ADEM ÖRENGÜL

Doğruların yalan sayıldığı bir dönem

ADEM ÖRENGÜL

Değerli okurlarım,

Doğruları söylemenin yalan sayıldığı bir dünya, gerçekten de adaletin cılkının çıktığı bir yer oldu. Gözümüzün gördüğünü, kulağımızın duyduğunu birisi çıkıp “yalan hastalığı” diye ifade ederse, kimseyi inandıramaz. Son bir yılda Türkiye’de siyaset ve adalet alanında yaşananları özetlemek gerekirse, oldukça sıkıntılı.

Herkesi ahmak mı sanıyorsunuz? Mart 2024’te yapılan yerel seçimler, Türkiye siyasetinde büyük bir dönüm noktası oldu. CHP, 1977’den beri ilk kez ülke çapında bir seçimde birinci parti çıktı ve AKP’yi geride bıraktı (oy oranı: CHP %37.8, AKP %35.5). Bu, AKP’nin 2001’den beri ilk kez ulusal bir seçimde liderliği kaybetmesiydi. CHP, İstanbul, Ankara gibi büyük şehirleri korudu. Bursa, Balıkesir, Denizli ve Manisa gibi yeni büyükşehirleri kazandı. Özgür Özel’in liderliğindeki CHP, bu zaferi “yeni bir siyasi iklim” olarak nitelendirdi. Ancak seçim sürecinde tartışmalar eksik olmadı.

Mart 2025’te İstanbul Büyükşehir Belediye Başkanı Ekrem İmamoğlu’nun gözaltına alınması ve ardından tutuklanması, Türkiye’de büyük bir siyasi kriz yarattı. İnanırsanız yolsuzluk, rüşvet, ihaleye fesat karıştırma ve teröre yardım suçlamalarıyla gözaltına alınan İmamoğlu’nun, İstanbul Üniversitesi tarafından diplomasının iptal edilmesiyle başlayan süreç, muhalefete siyasi bir hamle olarak görüldü. Hükümet ise bunu “suçla mücadele” olarak savundu. Bu olay, İstanbul’dan başlayarak ülke geneline yayılan hükümet karşıtı protestolara yol açtı. Türk lirası %14.5 değer kaybetti, BIST 100 endeksi %8.72 düştü. Özgür Özel, bu olayın ardından 2 Kasım 2025’te erken seçim çağrısı yaptı, ancak hükümetten net bir yanıt gelmedi.

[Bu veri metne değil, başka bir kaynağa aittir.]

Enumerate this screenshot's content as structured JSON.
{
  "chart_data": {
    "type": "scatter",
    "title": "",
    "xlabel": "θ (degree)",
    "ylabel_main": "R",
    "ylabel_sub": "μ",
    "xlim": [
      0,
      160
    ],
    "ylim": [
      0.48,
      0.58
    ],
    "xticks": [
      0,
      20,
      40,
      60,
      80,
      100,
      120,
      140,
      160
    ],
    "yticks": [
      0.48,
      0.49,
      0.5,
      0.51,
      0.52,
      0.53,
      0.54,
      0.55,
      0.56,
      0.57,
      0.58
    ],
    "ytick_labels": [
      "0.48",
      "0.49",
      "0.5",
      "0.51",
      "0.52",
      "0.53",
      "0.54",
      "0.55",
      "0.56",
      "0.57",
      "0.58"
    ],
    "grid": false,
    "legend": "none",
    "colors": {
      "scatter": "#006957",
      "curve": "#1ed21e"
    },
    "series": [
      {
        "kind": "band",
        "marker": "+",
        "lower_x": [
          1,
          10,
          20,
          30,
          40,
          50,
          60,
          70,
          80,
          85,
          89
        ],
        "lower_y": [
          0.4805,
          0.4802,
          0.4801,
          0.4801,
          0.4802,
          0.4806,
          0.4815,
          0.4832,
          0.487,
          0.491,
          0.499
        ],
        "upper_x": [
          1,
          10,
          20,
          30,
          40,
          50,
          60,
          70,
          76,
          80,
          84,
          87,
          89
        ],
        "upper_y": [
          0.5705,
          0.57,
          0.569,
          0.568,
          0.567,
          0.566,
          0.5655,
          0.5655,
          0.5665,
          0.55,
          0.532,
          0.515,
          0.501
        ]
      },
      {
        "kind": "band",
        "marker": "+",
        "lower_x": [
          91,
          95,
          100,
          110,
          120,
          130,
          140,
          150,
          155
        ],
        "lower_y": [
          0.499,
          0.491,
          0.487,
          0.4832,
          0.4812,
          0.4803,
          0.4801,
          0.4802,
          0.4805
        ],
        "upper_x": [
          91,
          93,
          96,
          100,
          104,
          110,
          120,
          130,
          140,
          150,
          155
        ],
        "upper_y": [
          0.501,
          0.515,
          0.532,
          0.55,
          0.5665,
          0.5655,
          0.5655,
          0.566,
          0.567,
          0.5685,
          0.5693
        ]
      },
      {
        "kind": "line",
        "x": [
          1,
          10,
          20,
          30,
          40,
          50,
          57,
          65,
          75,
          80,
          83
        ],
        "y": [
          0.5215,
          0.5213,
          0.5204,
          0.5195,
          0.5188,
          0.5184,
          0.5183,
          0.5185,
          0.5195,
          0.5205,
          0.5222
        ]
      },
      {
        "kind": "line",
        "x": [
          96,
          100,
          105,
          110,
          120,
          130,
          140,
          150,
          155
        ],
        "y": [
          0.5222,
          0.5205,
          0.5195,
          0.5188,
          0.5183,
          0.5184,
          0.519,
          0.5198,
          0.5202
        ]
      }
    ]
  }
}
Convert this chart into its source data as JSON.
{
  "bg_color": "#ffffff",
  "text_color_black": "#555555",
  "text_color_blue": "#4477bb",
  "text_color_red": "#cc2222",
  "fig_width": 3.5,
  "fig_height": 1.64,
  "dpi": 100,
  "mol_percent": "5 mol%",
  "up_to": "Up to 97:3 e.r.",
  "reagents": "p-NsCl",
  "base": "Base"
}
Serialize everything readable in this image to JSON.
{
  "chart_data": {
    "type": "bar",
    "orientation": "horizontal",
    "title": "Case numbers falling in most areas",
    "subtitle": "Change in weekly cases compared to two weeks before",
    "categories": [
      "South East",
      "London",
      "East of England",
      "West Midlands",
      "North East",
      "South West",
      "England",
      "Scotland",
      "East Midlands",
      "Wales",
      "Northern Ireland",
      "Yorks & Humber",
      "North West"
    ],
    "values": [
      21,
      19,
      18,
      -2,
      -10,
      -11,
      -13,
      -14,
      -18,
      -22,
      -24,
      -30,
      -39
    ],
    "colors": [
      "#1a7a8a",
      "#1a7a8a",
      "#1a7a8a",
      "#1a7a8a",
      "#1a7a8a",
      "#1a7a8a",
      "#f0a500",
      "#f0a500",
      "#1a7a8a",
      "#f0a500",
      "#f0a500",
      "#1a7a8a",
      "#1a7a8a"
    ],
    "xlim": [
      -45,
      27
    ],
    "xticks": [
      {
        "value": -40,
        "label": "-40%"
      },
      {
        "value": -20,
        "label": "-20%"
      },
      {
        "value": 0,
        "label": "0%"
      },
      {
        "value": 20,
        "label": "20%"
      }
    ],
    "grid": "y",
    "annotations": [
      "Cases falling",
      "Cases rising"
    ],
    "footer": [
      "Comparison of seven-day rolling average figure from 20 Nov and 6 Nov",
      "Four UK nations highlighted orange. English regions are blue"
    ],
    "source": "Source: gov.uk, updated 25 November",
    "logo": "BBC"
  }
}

Adaletsizlik boynumuzu aştı; Sinan Ateş’in öldürülmesi davasında, 2024’te 11 sanığa hapis cezası verildi, ancak azmettiricilerin dışarıda olduğu iddiaları tartışmaları körükledi.

Yargıtay’ın, Anayasa Mahkemesi’nin Can Atalay için verdiği hak ihlali kararına uymaması ve AYM üyeleri hakkında suç duyurusunda bulunması, yargı bağımsızlığı tartışmalarını alevlendirdi.

Türk lirasının değer kaybı, yüksek enflasyon ve borç yükü, 2024 ve 2025’te de devam etti. 2022’de kamu faiz borcunun anapara borcunu geçmesi, ekonomik krizin derinliğini gösterdi. İmamoğlu’nun tutuklanması sonrası piyasalardaki çalkantı, bu krizi daha da görünür kıldı. Toplumun büyük kesimi, asgari ihtiyaçlarını karşılamakta zorlanırken, ekonomik göstergeler adeta “çığlık attı”.

Milli Eğitim’de yeni müfredat tartışmaları, eğitimi “ortaçağ” eleştirileriyle 2024’te gündemdeydi. Çedes gibi saçma projelerle orta çağ karanlığı okullara girdiği iddiaları, eğitimciler ve vatandaşlar tarafından protesto edildi. Ayrıca, sahipsiz hayvanlara yönelik yasa tasarısı da büyük tartışma yarattı. Sokak hayvanlarının itlafı konusu toplumsal kutuplaşmayı artırdı.

Bu olaylar için adaletin terazisi şaştı, doğruyu söyleyen vatan haini ilan edildi! İmamoğlu’nun tutuklanması, kayyum kararları ve yargıdaki tartışmalar, onun “ahlaksızları kollayan ahlaksızlıktır” sözünü destekler nitelikte.

Son olarak, son bir yıl, Türkiye’de adaletin ve siyasetin sınavdan geçtiği, ama çoğu zaman sınıfta kaldığı bir dönemdi. Yargı bağımsızlığı, siyasi hamleler ve ekonomik çöküş, halkın güvenini zedeledi. Doğruları söylemek yalan olduysa, adaleti aramak da suç sayılır hale geldi! Doğruları söylemek yalan söyleme hastalığı değildir. Herkes yerini bilmelidir.